The history of the East Fork begins with the Indigenous whose livelihood depended on the San Gabriels. It was not until the early 19th century that the first American miners came through the Kern River. The mining boom days of the East Fork centered along Eldoradoville, a wild west town.
East Fork chaparral: Fiber from the Yucca leaves was used for sandals, cloth, and rope.
For centuries, the San Gabriel Mountains provided sustenance for the Indigenous people, existing as a place for permanent habitation, food, water, and building materials. Moreover, an ancient Indian trail once passed through San Gabriel Canyon. It might have been the site of one or more Tongva-Gabrielino villages.
However, violent floods have periodically swept the San Gabriel River, sweeping away most artifacts. Still, massive boulders with pictographs have been seen and studied along ancient footpaths. Graveyard Canyon, a tributary of East Fork, got its name because of Indian burial mounds found there. A few additional burial plots, artifacts, and mortars have been found throughout the East Fork.
Eventually, Spanish missionary conquest in the 18th century strongly influenced the removal of the indigenous from the mountains. Consequently their arrival ended the Tongva-Gabrielino population.
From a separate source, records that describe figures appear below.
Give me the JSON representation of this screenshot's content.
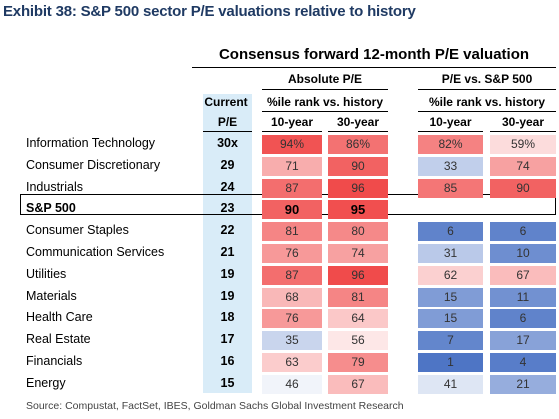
{
  "title": "Exhibit 38: S&P 500 sector P/E valuations relative to history",
  "table_heading": "Consensus forward 12-month P/E valuation",
  "headers": {
    "absolute_pe": "Absolute P/E",
    "pe_vs_sp500": "P/E vs. S&P 500",
    "current": "Current",
    "pe": "P/E",
    "pctile_abs": "%ile rank vs. history",
    "pctile_rel": "%ile rank vs. history",
    "ten_year_abs": "10-year",
    "thirty_year_abs": "30-year",
    "ten_year_rel": "10-year",
    "thirty_year_rel": "30-year"
  },
  "rows": [
    {
      "name": "Information Technology",
      "pe": "30x",
      "abs10": "94%",
      "abs30": "86%",
      "rel10": "82%",
      "rel30": "59%"
    },
    {
      "name": "Consumer Discretionary",
      "pe": "29",
      "abs10": "71",
      "abs30": "90",
      "rel10": "33",
      "rel30": "74"
    },
    {
      "name": "Industrials",
      "pe": "24",
      "abs10": "87",
      "abs30": "96",
      "rel10": "85",
      "rel30": "90"
    },
    {
      "name": "S&P 500",
      "pe": "23",
      "abs10": "90",
      "abs30": "95",
      "rel10": "",
      "rel30": "",
      "highlight": true
    },
    {
      "name": "Consumer Staples",
      "pe": "22",
      "abs10": "81",
      "abs30": "80",
      "rel10": "6",
      "rel30": "6"
    },
    {
      "name": "Communication Services",
      "pe": "21",
      "abs10": "76",
      "abs30": "74",
      "rel10": "31",
      "rel30": "10"
    },
    {
      "name": "Utilities",
      "pe": "19",
      "abs10": "87",
      "abs30": "96",
      "rel10": "62",
      "rel30": "67"
    },
    {
      "name": "Materials",
      "pe": "19",
      "abs10": "68",
      "abs30": "81",
      "rel10": "15",
      "rel30": "11"
    },
    {
      "name": "Health Care",
      "pe": "18",
      "abs10": "76",
      "abs30": "64",
      "rel10": "15",
      "rel30": "6"
    },
    {
      "name": "Real Estate",
      "pe": "17",
      "abs10": "35",
      "abs30": "56",
      "rel10": "7",
      "rel30": "17"
    },
    {
      "name": "Financials",
      "pe": "16",
      "abs10": "63",
      "abs30": "79",
      "rel10": "1",
      "rel30": "4"
    },
    {
      "name": "Energy",
      "pe": "15",
      "abs10": "46",
      "abs30": "67",
      "rel10": "41",
      "rel30": "21"
    }
  ],
  "heat_colors": {
    "high": "#ef3b3b",
    "mid": "#ffffff",
    "low": "#4a72c4"
  },
  "source": "Source: Compustat, FactSet, IBES, Goldman Sachs Global Investment Research"
}
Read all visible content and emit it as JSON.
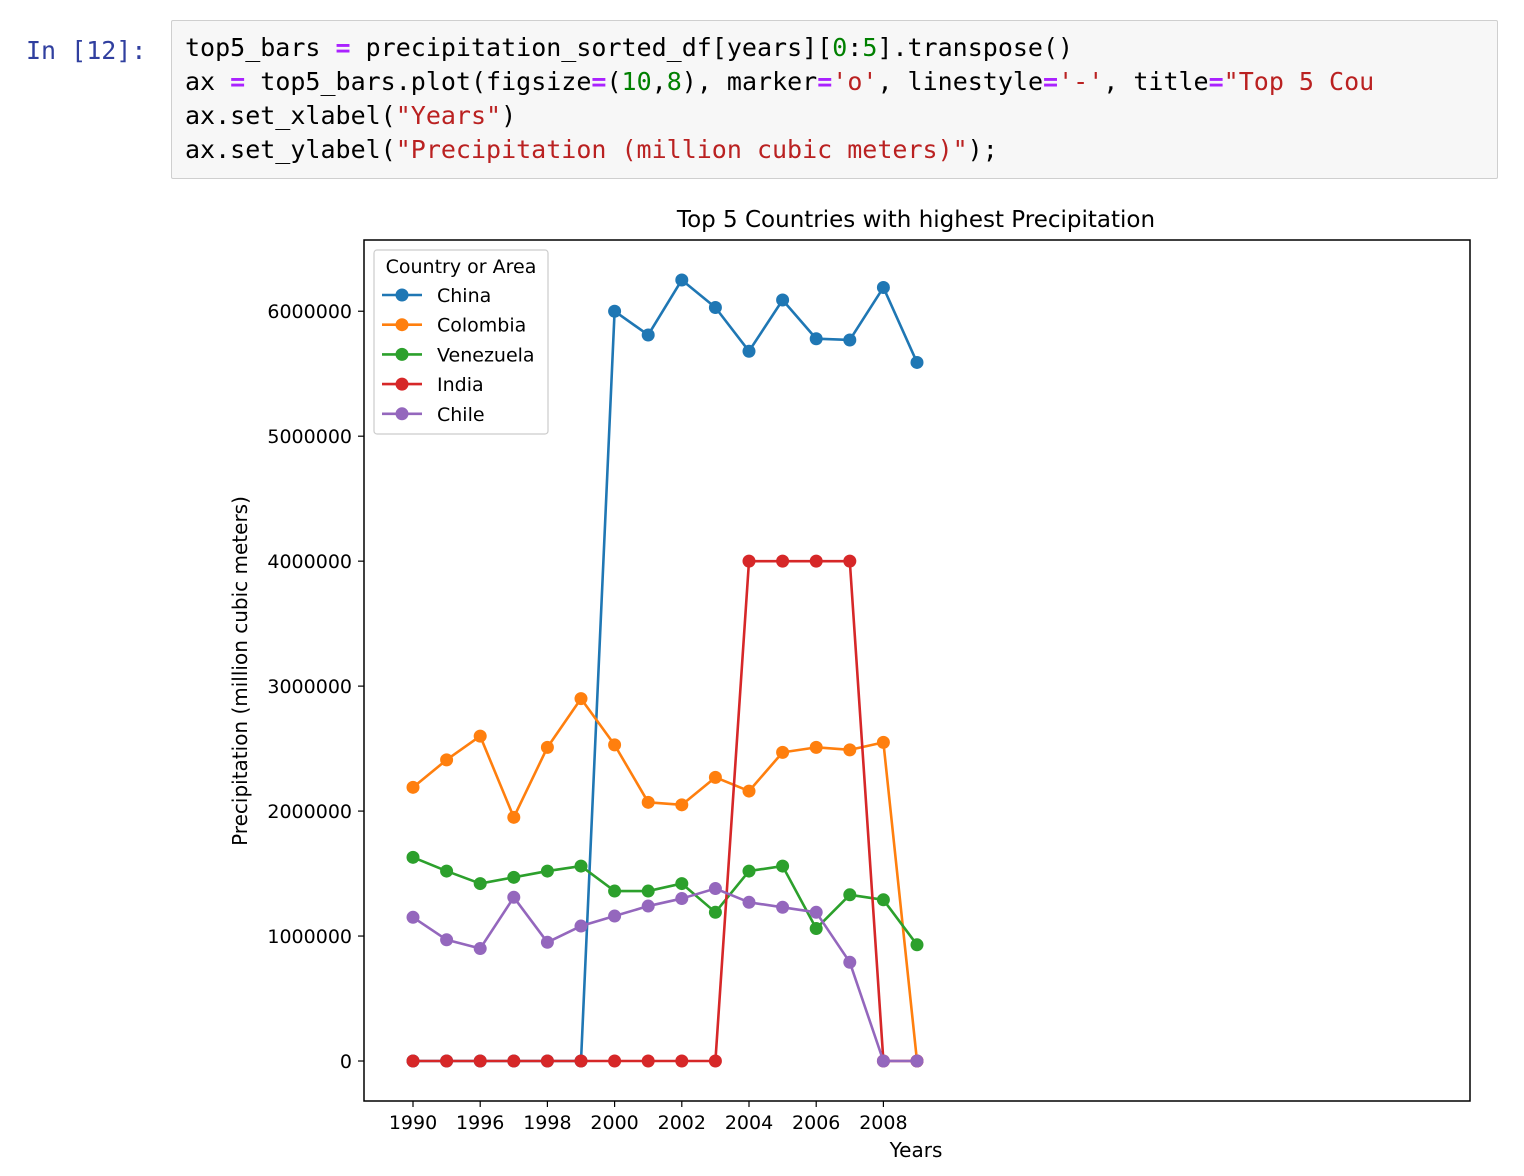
{
  "cell": {
    "prompt": "In [12]:",
    "code_lines": [
      [
        {
          "t": "top5_bars "
        },
        {
          "t": "=",
          "c": "o"
        },
        {
          "t": " precipitation_sorted_df[years]["
        },
        {
          "t": "0",
          "c": "n"
        },
        {
          "t": ":"
        },
        {
          "t": "5",
          "c": "n"
        },
        {
          "t": "].transpose()"
        }
      ],
      [
        {
          "t": "ax "
        },
        {
          "t": "=",
          "c": "o"
        },
        {
          "t": " top5_bars.plot(figsize"
        },
        {
          "t": "=",
          "c": "o"
        },
        {
          "t": "("
        },
        {
          "t": "10",
          "c": "n"
        },
        {
          "t": ","
        },
        {
          "t": "8",
          "c": "n"
        },
        {
          "t": "), marker"
        },
        {
          "t": "=",
          "c": "o"
        },
        {
          "t": "'o'",
          "c": "s"
        },
        {
          "t": ", linestyle"
        },
        {
          "t": "=",
          "c": "o"
        },
        {
          "t": "'-'",
          "c": "s"
        },
        {
          "t": ", title"
        },
        {
          "t": "=",
          "c": "o"
        },
        {
          "t": "\"Top 5 Cou",
          "c": "s"
        }
      ],
      [
        {
          "t": "ax.set_xlabel("
        },
        {
          "t": "\"Years\"",
          "c": "s"
        },
        {
          "t": ")"
        }
      ],
      [
        {
          "t": "ax.set_ylabel("
        },
        {
          "t": "\"Precipitation (million cubic meters)\"",
          "c": "s"
        },
        {
          "t": ");"
        }
      ]
    ]
  },
  "chart_data": {
    "type": "line",
    "title": "Top 5 Countries with highest Precipitation",
    "xlabel": "Years",
    "ylabel": "Precipitation (million cubic meters)",
    "x": [
      "1990",
      "1995",
      "1996",
      "1997",
      "1998",
      "1999",
      "2000",
      "2001",
      "2002",
      "2003",
      "2004",
      "2005",
      "2006",
      "2007",
      "2008",
      "2009"
    ],
    "x_tick_labels": [
      "1990",
      "1996",
      "1998",
      "2000",
      "2002",
      "2004",
      "2006",
      "2008"
    ],
    "x_tick_indices": [
      0,
      2,
      4,
      6,
      8,
      10,
      12,
      14
    ],
    "y_ticks": [
      0,
      1000000,
      2000000,
      3000000,
      4000000,
      5000000,
      6000000
    ],
    "y_tick_labels": [
      "0",
      "1000000",
      "2000000",
      "3000000",
      "4000000",
      "5000000",
      "6000000"
    ],
    "ylim": [
      -320000,
      6570000
    ],
    "grid": false,
    "legend": {
      "title": "Country or Area",
      "placement": "top-left"
    },
    "markers": true,
    "series": [
      {
        "name": "China",
        "color": "#1f77b4",
        "values": [
          0,
          0,
          0,
          0,
          0,
          0,
          6000000,
          5810000,
          6250000,
          6030000,
          5680000,
          6090000,
          5780000,
          5770000,
          6190000,
          5590000
        ]
      },
      {
        "name": "Colombia",
        "color": "#ff7f0e",
        "values": [
          2190000,
          2410000,
          2600000,
          1950000,
          2510000,
          2900000,
          2530000,
          2070000,
          2050000,
          2270000,
          2160000,
          2470000,
          2510000,
          2490000,
          2550000,
          0
        ]
      },
      {
        "name": "Venezuela",
        "color": "#2ca02c",
        "values": [
          1630000,
          1520000,
          1420000,
          1470000,
          1520000,
          1560000,
          1360000,
          1360000,
          1420000,
          1190000,
          1520000,
          1560000,
          1060000,
          1330000,
          1290000,
          930000
        ]
      },
      {
        "name": "India",
        "color": "#d62728",
        "values": [
          0,
          0,
          0,
          0,
          0,
          0,
          0,
          0,
          0,
          0,
          4000000,
          4000000,
          4000000,
          4000000,
          0,
          0
        ]
      },
      {
        "name": "Chile",
        "color": "#9467bd",
        "values": [
          1150000,
          970000,
          900000,
          1310000,
          950000,
          1080000,
          1160000,
          1240000,
          1300000,
          1380000,
          1270000,
          1230000,
          1190000,
          790000,
          0,
          0
        ]
      }
    ]
  }
}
It’s not clear when exactly mining began in the East Fork but stories tell of early mining by Indians for their Spanish masters. Subsequent mining operations uncovered old “gophering” tunnels. These tunnels had their gold removed already. “Gophering” was a type of primitive mining in which tunnels were dug about a yard wide, just large enough to fit one body.
The gopher holes were just large enough to admit the body of one Indian, who passed the gold-bearing ore out of the slender tunnel via a leather pouch attached to a long rawhide thong, according to one story
John W. Robinson
However, no written evidence exists to authenticate any pre-1850’s gold discovery. When and who dug out these tunnels is forever a mystery!
Thars Gold in Them Thar Hills- Booms Days on the East Fork
The first American miners known to have prospect San Gabriel Canyon drifted down south from the Kern River gold rush via Cajon Pass. Captain William K. Henninger (who would later homestead the area we know as Henninger Flats) led a wave of these prospectors and surveyed the upper San Gabriel area.
An arrastra in early San Gabriel Canyon. Credit: Seaver Center for Western History Research, Los Angeles County Museum of Natural History
It wasn’t before long that the miners entered the upper reaches of East Fork. Here they found gold and began to recover small amounts. First news of the strike appeared in Los Angeles Star of September 21, 1854
Small placer mining continued at a slow rate for several years in the East Fork. Prospectors panned out $6-$7 a day. The occasional strike and a good year of rain attracted more men to the canyon. Soon, they covered the entire length of the East Fork.
The increase in mining created a demand for supply shops. Prospect Bar, a rudimentary mining camp, sprang up near Cattle Canyon and the East fork. It consisted of a “boarding house, 2 or 3 stores, blacksmith shop, butcher shop, etc.”
The only way up the mines followed a rough road along the canyon bottom. In fact, the road forded the San Gabriel river at least twenty times. Stage line services were established from Los Angeles to the canyon mouth or directly to the mines. The Roberts and Williams stage line left Los Angeles at 7am to arrive at the mines by 4pm
Eventually, mining companies replaced the lone man and his gold pan. Companies usually consisted of 5-20 miners working for one man. They employed increasingly profitable gold recovery methods like hydraulic washing.